The Transportation Department fined the carrier $50 million for “unsafe and undignified” treatment of passengers with disabilities from 2019 through 2023.
A penalty of such magnitude for violating disability protections is unprecedented but it won’t be isolated. The Department of Transportation has active investigations into similar potential violations at other U.S. airlines.
United Airlines last year said it would take new measures to accommodate wheelchair users, following a similar Transportation Department investigation.
American Airlines said it has invested $175 million this year on specialized equipment to transport wheelchairs, and they plan on utilizing high-tension straps in cargo holds. The airline will use automated tags to communicate wheelchair instructions systemwide. In some airports they have attached miniature elevators to jet bridges to avoid throwing fragile items down a baggage chute.
These measures, although too late for thousands of passengers, got the $50 million fine cut in half. We can only hope the improvements aren’t too little as well as too late.
When airlines damage wheelchairs on domestic flights, they are responsible for paying up to the cost of the wheelchair.

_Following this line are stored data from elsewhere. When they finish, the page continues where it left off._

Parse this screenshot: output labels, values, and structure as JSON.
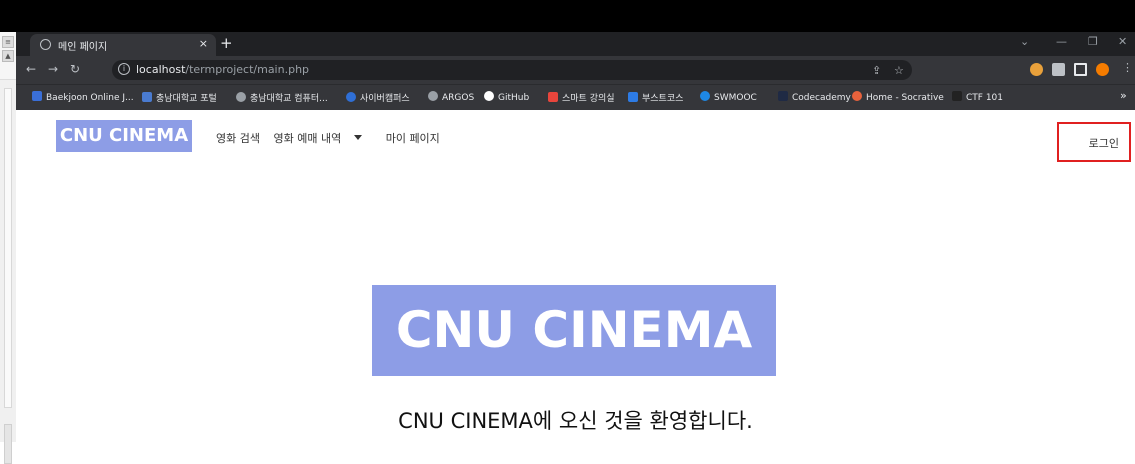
{
  "browser": {
    "tab_title": "메인 페이지",
    "tab_close": "×",
    "new_tab": "+",
    "url_host": "localhost",
    "url_path": "/termproject/main.php",
    "bookmarks": [
      {
        "label": "Baekjoon Online J...",
        "color": "#3a6fd8"
      },
      {
        "label": "충남대학교 포털",
        "color": "#4a7bd0"
      },
      {
        "label": "충남대학교 컴퓨터...",
        "color": "#9aa0a6"
      },
      {
        "label": "사이버캠퍼스",
        "color": "#2f6fd6"
      },
      {
        "label": "ARGOS",
        "color": "#9aa0a6"
      },
      {
        "label": "GitHub",
        "color": "#ffffff"
      },
      {
        "label": "스마트 강의실",
        "color": "#e8453c"
      },
      {
        "label": "부스트코스",
        "color": "#2d7be5"
      },
      {
        "label": "SWMOOC",
        "color": "#1e88e5"
      },
      {
        "label": "Codecademy",
        "color": "#1f2a44"
      },
      {
        "label": "Home - Socrative",
        "color": "#e8623c"
      },
      {
        "label": "CTF 101",
        "color": "#222222"
      }
    ],
    "more_bookmarks": "»"
  },
  "site": {
    "brand": "CNU CINEMA",
    "nav": {
      "search": "영화 검색",
      "reservations": "영화 예매 내역",
      "mypage": "마이 페이지"
    },
    "login": "로그인",
    "hero": "CNU CINEMA",
    "welcome": "CNU CINEMA에 오신 것을 환영합니다."
  },
  "colors": {
    "brand_bg": "#8d9de6",
    "highlight": "#e02020"
  }
}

They are also liable for offering some type of loaner equipment.
The airline at fault certainly doesn’t wheel a new mobility device customized to your need onto the tarmac when they damage yours.
Instead you are tasked with the challenges that come with being stripped of the independence and autonomy your wheelchair affords you.

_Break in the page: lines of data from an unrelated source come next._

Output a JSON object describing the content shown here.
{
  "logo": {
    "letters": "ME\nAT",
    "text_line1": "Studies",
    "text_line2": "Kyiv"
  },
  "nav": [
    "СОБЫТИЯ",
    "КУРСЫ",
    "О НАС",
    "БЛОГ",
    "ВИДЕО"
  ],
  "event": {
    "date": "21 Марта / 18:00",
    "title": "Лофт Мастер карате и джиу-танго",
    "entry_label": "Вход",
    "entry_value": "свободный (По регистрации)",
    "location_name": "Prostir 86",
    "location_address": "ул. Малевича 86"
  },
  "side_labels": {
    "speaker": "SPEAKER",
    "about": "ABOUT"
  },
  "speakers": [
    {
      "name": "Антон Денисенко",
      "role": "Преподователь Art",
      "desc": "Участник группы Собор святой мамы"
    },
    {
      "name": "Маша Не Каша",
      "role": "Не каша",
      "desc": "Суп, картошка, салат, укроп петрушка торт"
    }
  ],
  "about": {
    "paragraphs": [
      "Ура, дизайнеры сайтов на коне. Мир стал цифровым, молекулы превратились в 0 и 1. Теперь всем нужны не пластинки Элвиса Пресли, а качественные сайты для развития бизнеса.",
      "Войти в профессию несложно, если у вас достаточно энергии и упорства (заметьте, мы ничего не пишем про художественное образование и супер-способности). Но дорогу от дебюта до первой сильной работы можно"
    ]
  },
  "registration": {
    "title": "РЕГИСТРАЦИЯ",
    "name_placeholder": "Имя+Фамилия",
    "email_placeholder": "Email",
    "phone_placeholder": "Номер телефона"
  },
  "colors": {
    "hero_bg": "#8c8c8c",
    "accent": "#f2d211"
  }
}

You’re tasked with how to get your body through the airport and outside into a vehicle. The airline has to loan you a wheelchair but does it fit your body? Can you operate it independently?
Imagine rolling independently through the airport to start your vacation, and upon arrival your option is to be pushed manually in a loaner chair.

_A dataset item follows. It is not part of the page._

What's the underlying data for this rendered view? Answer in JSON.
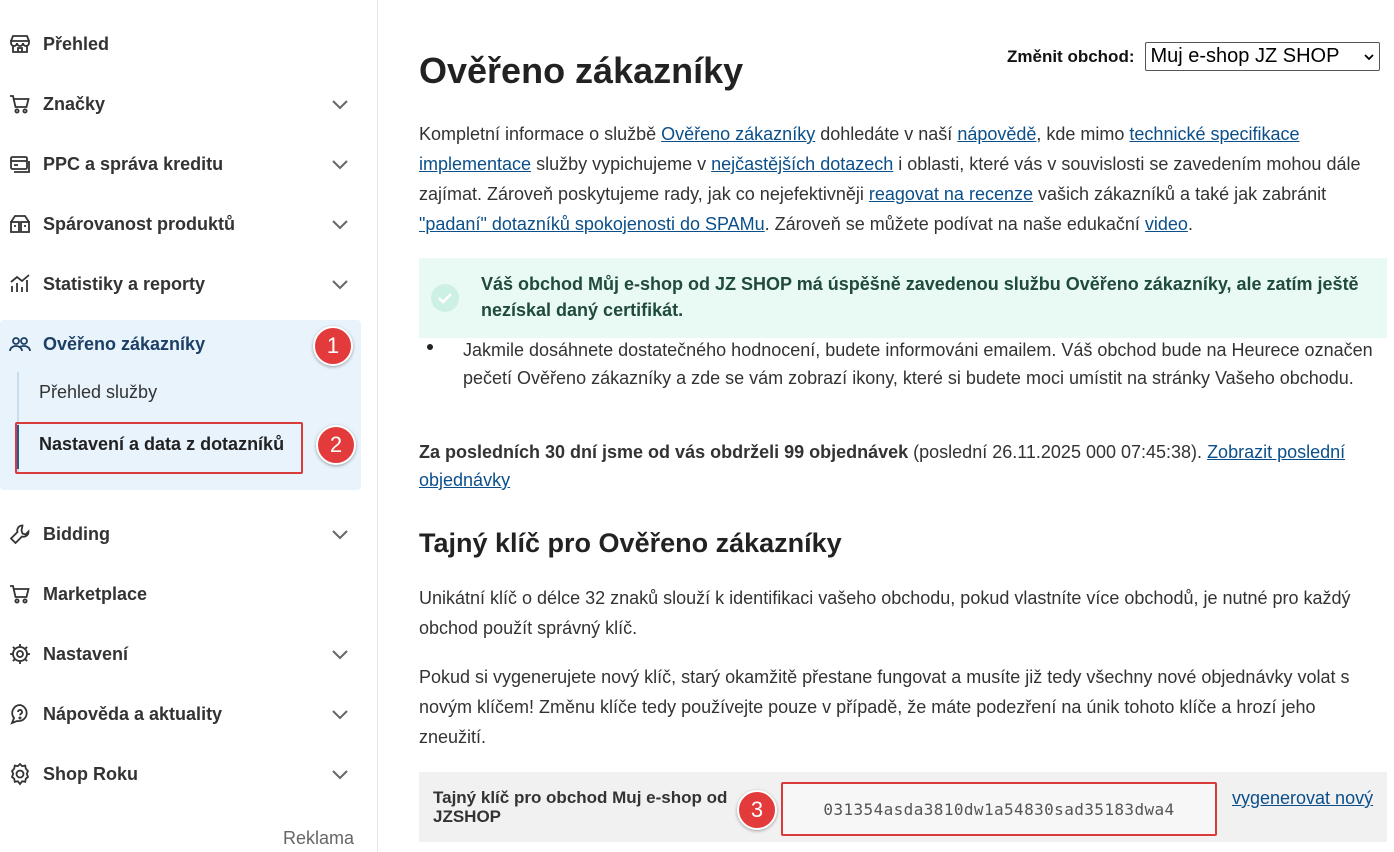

Forget vacation, your equipment might take months to access. Standard wait times for new mobility equipment to come in and mobility aid repairs to be performed are already much too long, at 6-8 weeks.
If your mobility equipment is damaged by an airline contact the airline’s Complaint Resolution Official about a loaner, and file a complaint with the airline within 45 days.
Was your mobility equipment damaged by an airline?
Have you been compensated for those damages?
If so, how long did you have to wait?